I used to smoke weed every day to relax. After taking a break for a month, I realized it was affecting my energy and creativity.

·3 min read
Kaylee Moser smoking weed
I stopped smoking weed for a month and was able to see the negative effects it had on me.Courtesy of Kaylee Moser
  • I smoked weed every day to chill, be social, and get creative.

  • Taking a break for dry January helped me realize how much energy and creativity I lost when high.

  • Now I have a stronger appreciation for being sober and only smoke occasionally.

I've been a certified stoner for over five years. What started as smoking casually with friends morphed into a daily habit. Now, I grow the legally allotted six plants the state of California allows and have all the weed I could want for almost no cost.

Since there's no financial strain from daily toking, there are very few reasons not to smoke.
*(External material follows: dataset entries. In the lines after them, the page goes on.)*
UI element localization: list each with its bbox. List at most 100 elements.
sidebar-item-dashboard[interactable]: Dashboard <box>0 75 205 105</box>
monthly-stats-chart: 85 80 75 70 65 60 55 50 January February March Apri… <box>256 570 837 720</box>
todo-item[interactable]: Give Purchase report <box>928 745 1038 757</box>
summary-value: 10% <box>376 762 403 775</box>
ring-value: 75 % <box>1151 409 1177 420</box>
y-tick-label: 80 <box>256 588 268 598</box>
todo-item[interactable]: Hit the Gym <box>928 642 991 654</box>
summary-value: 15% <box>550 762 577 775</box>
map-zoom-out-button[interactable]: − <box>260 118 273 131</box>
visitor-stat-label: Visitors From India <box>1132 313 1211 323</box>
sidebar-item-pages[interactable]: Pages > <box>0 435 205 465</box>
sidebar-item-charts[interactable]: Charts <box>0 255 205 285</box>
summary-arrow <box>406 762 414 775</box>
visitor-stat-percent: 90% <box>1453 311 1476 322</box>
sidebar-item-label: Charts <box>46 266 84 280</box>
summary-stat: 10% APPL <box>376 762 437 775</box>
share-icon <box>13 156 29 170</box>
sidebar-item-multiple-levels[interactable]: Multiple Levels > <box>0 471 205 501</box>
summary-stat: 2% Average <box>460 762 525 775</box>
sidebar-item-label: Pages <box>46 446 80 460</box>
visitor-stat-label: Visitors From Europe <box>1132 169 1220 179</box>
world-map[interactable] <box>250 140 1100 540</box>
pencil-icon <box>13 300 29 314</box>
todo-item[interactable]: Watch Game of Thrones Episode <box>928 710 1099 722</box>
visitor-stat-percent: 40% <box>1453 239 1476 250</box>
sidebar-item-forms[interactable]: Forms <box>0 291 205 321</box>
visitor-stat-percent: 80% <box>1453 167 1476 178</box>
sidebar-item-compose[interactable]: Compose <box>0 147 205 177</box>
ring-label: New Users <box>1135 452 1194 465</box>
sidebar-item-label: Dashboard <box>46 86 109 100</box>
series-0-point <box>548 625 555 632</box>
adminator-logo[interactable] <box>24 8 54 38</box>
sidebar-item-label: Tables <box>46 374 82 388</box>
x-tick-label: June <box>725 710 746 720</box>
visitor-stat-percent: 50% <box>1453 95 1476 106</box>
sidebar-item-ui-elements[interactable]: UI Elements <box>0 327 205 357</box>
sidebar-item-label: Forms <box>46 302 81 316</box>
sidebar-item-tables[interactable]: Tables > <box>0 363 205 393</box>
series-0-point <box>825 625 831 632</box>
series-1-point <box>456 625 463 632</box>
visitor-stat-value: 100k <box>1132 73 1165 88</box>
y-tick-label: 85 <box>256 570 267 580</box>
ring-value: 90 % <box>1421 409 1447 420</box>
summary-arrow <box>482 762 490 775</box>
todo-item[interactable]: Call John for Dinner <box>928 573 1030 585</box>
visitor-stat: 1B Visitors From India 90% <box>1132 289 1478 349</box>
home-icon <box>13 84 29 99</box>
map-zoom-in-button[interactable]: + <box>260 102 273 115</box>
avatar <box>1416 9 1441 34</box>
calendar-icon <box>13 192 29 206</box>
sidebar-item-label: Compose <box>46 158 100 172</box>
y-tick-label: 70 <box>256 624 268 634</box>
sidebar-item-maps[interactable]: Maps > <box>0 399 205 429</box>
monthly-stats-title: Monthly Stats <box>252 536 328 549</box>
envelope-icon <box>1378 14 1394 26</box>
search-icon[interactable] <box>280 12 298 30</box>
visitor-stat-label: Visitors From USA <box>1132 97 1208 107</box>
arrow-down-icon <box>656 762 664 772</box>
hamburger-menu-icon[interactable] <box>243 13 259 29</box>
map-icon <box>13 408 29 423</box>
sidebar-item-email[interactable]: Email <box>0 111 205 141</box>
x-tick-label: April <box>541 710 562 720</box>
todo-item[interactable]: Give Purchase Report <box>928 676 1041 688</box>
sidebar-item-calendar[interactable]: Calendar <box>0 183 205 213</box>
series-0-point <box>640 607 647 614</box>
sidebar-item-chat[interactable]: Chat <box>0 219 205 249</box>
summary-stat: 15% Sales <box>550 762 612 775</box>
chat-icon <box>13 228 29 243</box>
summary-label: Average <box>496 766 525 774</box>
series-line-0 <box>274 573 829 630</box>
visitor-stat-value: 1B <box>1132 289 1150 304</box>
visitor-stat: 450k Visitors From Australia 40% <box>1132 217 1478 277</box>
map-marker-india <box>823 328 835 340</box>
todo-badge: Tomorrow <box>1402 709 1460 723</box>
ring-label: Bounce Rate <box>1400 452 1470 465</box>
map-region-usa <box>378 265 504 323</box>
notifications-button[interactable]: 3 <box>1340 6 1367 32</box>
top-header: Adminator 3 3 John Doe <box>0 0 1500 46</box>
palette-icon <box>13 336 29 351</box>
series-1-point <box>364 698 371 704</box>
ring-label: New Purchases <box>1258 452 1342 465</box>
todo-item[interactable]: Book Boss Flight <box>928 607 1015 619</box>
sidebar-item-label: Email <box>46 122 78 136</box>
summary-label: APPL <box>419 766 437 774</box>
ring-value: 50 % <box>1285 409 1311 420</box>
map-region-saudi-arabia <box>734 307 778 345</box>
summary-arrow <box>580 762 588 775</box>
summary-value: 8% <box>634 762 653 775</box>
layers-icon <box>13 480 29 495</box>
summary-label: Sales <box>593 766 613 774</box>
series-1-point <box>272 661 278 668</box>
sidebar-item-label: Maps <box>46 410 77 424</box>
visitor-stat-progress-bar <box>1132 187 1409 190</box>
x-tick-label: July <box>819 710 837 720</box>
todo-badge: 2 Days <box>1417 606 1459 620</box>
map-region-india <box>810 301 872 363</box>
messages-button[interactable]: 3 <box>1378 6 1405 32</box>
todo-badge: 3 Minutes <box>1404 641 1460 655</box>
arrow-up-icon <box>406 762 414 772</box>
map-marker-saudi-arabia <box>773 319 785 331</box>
I used it to unwind after work, take the edge off housework, and quiet my anxiety. The last time I took a long break was years ago when I went to Europe and didn't have access to any.

This year I decided to go extra dry in January and also quit smoking weed. It made me realize how daily weed consumption was affecting my creativity and energy levels. Now, I'm an occasional smoker.

Dry January gave me a reason to give up weed for a month

I decided to participate in dry January because I think taking a break from anything for a time is healthy. While alcohol wasn't an issue for me, it started to feel like weed was, so I made my January extra dry.

I didn't think I was addicted to weed, but I noticed that many times when I smoked, it was more out of habit than as a conscious choice. I was also suspicious it was the reason I constantly felt hazy, tired, and forgetful.

To my surprise, it was fairly easy. I hid all of my paraphernalia to mitigate triggers, and anytime I felt tempted, I remembered my goal: Don't get high in January.

The worst part was that I felt bored a lot. I was like a kid on summer break, all alone because everyone else was at camp or on a family vacation. When I did find activities to occupy my time, they were often work-related and not the chill relaxation that weed brought me.

The best part was that I had so much energy. It took a week or so, but there was a noticeable uptick in the way I felt during the day. It wasn't hard to get out of bed in the morning, even in the winter. I was more productive during the day, both in chores and work. I still procrastinated sometimes but found it easier to break out of that cycle.

The biggest surprise was that I felt more creative. I'd always attributed my creativity to weed, because when I was high, my mind flooded with ideas. While sober, I realized I could still form ideas, but now had the added ability to follow through on them.

Now I'm flourishing as a moderate smoker

While I enjoyed my experiment, I didn't plan to be sober forever, so I was faced with the sobering task of determining the right amount of weed for me to consume. To do this, I thought about why I smoke and found two reasons.

The first is to help me slow down. I have a hard time being content with doing nothing. Weed helps me do that without feeling guilty or bored.

The second is to mask fear and difficult emotions. Weed can take my mind off the state of the world, anxiety about the future, or the nagging voice in my head that drives me to want more out of life.

Going forward, I want to find balance. I love marijuana for the way it helps me participate in self-care, but I no longer want to use it to hide. Doing extra-dry January helped me learn to love being sober. It isn't always easy, but neither is life.